Threshing machines separate grain from the harvested plant, which is reduced to straw and chaff. The first threshing machines were stationary: powered by hand or treadmill, they increased the amount of grain a farmer could separate in a day. Wheeled threshing machines began to replace stationary threshers in the 1860s and further mechanized grain harvesting. Threshers were initially built of wood and powered by horse-powered windlasses; they were later built of steel and powered by steam traction engines and gas tractors. Threshers were in turn replaced through the twentieth century by combine harvesters, which merged harvesting and threshing operations in one machine.
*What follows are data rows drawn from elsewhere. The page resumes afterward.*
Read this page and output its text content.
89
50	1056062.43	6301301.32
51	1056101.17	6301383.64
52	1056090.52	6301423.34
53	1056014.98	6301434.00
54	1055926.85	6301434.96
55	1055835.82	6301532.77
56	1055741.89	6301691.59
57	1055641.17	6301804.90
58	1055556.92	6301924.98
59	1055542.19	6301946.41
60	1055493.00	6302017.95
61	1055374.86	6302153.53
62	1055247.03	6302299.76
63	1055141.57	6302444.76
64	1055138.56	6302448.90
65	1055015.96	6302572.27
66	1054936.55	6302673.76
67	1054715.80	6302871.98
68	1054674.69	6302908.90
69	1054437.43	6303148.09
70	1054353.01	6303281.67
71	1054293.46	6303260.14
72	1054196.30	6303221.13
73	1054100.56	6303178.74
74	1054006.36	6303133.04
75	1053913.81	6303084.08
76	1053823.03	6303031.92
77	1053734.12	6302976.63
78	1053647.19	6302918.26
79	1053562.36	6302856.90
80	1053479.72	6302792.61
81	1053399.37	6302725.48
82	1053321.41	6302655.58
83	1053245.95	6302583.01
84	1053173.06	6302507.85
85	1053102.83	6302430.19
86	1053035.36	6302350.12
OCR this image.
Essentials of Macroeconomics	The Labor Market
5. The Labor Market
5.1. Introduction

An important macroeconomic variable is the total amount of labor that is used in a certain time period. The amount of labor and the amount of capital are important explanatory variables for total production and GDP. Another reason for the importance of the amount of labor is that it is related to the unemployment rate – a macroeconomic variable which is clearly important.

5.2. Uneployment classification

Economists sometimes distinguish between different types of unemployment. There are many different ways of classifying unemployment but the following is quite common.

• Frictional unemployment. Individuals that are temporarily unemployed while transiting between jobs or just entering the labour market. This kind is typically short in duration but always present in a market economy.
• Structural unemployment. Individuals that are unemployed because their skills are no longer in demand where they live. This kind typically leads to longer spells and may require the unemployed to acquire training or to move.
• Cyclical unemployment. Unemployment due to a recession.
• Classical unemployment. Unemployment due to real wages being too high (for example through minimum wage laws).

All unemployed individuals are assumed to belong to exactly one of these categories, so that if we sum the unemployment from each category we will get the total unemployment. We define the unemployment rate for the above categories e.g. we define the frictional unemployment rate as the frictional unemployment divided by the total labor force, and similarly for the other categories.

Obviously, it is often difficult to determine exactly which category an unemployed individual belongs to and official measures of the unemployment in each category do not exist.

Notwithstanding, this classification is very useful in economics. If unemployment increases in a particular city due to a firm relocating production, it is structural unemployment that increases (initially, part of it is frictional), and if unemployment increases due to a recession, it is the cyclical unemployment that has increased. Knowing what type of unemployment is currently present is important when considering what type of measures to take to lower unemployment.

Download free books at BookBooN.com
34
The Desjardins thresher is noteworthy because it is an early twentieth century stationary thresher that features technologies — the endless apron and fanning mill — that were first introduced in the 1860s and 1870s. These technologies automated grain cleaning and straw handling. Desjardins continued to manufacture such threshers in the twentieth century to serve local markets and smaller farms, which could not afford or take full advantage of the larger wheeled threshers that were also then on the market.